Díaz was featured in CR’s New Talent series last year, which showcases creative talent on Facebook and Instagram. Working across animation, illustration and collage, the Venezuelan-born, Paris-based creative’s style is highly distinctive in its use of shape: faces and background elements are often simple renditions that have a feel of a 1950s toy set, but these are offset with unusual textures and colour gradients that gives everything a sharp but dream-like quality. It makes sense that he initially studied graphic design before moving into animation, with a keen eye for geometry, layout and structure throughout even the most uncanny turns.

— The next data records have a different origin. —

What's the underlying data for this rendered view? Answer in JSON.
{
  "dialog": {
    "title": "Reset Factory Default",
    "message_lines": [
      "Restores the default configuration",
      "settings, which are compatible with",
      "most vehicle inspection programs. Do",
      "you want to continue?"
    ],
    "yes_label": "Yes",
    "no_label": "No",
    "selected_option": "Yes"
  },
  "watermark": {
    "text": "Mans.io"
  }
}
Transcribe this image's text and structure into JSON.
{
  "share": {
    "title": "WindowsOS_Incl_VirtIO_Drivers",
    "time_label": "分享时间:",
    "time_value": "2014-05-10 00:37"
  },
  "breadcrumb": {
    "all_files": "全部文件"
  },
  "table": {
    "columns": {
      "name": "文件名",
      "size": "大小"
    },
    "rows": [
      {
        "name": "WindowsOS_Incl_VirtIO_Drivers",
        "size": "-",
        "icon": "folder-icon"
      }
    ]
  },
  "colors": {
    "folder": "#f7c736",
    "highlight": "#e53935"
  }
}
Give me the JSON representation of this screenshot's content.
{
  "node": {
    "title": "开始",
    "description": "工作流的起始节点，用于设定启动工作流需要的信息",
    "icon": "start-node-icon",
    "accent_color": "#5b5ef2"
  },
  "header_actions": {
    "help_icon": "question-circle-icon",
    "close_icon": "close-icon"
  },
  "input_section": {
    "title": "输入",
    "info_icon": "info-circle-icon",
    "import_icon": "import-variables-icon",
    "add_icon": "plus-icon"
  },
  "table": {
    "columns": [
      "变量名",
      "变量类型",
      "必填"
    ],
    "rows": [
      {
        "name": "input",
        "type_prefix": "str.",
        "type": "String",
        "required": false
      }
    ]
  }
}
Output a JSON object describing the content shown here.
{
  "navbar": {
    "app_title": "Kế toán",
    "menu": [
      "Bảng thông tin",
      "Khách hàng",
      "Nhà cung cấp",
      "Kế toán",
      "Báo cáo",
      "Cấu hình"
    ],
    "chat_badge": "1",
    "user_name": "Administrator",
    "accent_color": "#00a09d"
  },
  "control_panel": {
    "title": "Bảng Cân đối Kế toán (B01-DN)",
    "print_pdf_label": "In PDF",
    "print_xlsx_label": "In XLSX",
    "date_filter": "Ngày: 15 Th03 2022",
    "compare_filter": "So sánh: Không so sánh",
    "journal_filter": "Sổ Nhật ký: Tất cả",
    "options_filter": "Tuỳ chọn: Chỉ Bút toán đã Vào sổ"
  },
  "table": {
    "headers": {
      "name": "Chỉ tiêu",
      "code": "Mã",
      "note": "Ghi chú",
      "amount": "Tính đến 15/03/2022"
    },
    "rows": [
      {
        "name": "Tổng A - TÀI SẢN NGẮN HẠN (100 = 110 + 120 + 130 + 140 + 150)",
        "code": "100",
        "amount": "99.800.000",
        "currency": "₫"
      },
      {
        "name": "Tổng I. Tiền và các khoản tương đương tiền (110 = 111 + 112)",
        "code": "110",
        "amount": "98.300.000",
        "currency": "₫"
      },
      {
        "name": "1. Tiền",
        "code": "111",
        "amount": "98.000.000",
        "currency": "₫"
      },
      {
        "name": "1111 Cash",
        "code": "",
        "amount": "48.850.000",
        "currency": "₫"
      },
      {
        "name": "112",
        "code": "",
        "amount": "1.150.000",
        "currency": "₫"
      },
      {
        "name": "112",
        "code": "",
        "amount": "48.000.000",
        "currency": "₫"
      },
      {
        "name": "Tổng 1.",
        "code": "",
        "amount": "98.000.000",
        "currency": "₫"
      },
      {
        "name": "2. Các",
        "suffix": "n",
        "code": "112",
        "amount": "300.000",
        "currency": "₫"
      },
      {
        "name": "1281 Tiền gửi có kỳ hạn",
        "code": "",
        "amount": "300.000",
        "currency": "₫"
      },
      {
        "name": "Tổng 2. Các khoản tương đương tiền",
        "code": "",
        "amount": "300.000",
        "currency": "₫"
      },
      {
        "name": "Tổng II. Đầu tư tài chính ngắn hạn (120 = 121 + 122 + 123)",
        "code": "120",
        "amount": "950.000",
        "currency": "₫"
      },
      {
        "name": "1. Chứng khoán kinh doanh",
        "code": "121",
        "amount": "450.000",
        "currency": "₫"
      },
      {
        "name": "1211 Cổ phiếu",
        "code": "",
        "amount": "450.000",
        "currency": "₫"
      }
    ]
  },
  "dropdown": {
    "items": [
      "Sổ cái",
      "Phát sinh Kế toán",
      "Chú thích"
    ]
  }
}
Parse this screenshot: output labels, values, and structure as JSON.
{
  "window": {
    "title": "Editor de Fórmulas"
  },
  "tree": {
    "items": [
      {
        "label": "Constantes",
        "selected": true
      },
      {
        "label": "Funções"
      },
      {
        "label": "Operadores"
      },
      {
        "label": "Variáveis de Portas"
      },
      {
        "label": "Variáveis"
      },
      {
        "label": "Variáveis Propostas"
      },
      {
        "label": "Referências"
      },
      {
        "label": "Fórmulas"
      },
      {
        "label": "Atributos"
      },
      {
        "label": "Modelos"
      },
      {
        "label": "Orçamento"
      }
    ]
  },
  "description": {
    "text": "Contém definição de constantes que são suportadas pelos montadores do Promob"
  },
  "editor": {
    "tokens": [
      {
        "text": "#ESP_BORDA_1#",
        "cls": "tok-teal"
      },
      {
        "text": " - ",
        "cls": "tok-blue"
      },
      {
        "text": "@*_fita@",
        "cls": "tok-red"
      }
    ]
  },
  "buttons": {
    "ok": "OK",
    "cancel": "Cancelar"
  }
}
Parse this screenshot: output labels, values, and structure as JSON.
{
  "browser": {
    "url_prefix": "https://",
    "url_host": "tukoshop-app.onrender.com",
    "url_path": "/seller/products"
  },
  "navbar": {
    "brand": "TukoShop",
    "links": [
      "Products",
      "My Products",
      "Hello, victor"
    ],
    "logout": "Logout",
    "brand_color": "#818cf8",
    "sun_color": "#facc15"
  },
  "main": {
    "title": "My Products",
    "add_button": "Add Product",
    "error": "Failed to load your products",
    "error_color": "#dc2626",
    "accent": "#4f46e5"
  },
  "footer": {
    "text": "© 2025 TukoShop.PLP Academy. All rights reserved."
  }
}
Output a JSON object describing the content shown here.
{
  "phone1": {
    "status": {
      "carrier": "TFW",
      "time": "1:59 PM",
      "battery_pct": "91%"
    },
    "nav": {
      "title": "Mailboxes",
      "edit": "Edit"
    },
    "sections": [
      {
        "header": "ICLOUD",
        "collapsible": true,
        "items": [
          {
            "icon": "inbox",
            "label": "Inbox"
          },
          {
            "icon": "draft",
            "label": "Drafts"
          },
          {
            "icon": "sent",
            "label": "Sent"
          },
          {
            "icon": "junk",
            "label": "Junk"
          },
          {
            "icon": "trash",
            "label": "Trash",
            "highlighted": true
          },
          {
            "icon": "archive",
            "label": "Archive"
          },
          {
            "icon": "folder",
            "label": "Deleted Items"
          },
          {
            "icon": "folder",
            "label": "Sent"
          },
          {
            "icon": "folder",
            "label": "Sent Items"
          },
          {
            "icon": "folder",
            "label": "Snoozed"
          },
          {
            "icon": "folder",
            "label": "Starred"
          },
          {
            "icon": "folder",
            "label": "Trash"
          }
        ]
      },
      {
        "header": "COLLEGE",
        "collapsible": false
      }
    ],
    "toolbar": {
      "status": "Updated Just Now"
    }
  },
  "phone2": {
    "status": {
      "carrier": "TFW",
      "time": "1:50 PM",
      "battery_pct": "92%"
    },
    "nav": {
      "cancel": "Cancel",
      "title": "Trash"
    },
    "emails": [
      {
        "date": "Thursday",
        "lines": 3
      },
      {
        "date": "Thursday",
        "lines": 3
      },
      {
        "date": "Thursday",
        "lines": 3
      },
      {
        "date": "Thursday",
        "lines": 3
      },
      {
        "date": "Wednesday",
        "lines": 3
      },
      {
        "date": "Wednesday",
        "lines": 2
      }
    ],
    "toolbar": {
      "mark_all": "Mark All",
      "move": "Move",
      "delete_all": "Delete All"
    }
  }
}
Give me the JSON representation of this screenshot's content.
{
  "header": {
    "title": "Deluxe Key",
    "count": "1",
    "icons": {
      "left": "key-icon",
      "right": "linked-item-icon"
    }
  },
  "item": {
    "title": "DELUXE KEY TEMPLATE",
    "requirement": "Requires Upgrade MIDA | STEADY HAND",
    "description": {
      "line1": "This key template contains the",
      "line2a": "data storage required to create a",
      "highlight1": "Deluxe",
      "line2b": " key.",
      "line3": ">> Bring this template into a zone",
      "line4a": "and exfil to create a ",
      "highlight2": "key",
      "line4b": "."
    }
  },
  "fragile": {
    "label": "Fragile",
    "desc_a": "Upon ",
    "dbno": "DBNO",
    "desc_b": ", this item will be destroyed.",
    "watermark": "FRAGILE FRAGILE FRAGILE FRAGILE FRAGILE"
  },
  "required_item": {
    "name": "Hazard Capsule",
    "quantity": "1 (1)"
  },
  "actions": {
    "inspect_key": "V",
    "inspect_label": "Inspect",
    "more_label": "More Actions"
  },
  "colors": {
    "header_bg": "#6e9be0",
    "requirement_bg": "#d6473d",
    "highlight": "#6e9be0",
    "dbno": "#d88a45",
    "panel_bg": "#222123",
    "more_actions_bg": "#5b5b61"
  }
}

In 2018, he told us that he’d grown up with visual influences ranging from graffiti to skate culture to Surrealist painters like Magritte. His characters and objects manage to combine a certain weightiness with a fluidity that suggests that, like with his narratives, all might not be as it seems. His use of colour is striking, with each tone painstakingly selected: “[It’s] super important that once I create the colour palette, [I] put it away for at least a day and a half and look it at it with fresh eyes, then I will see if it works or I have to change something,” he told us.
The film ends with the declaration, “Pour [for] Marie.” Oh Marie – we sort of hope she feels as bad as Díaz’s star does.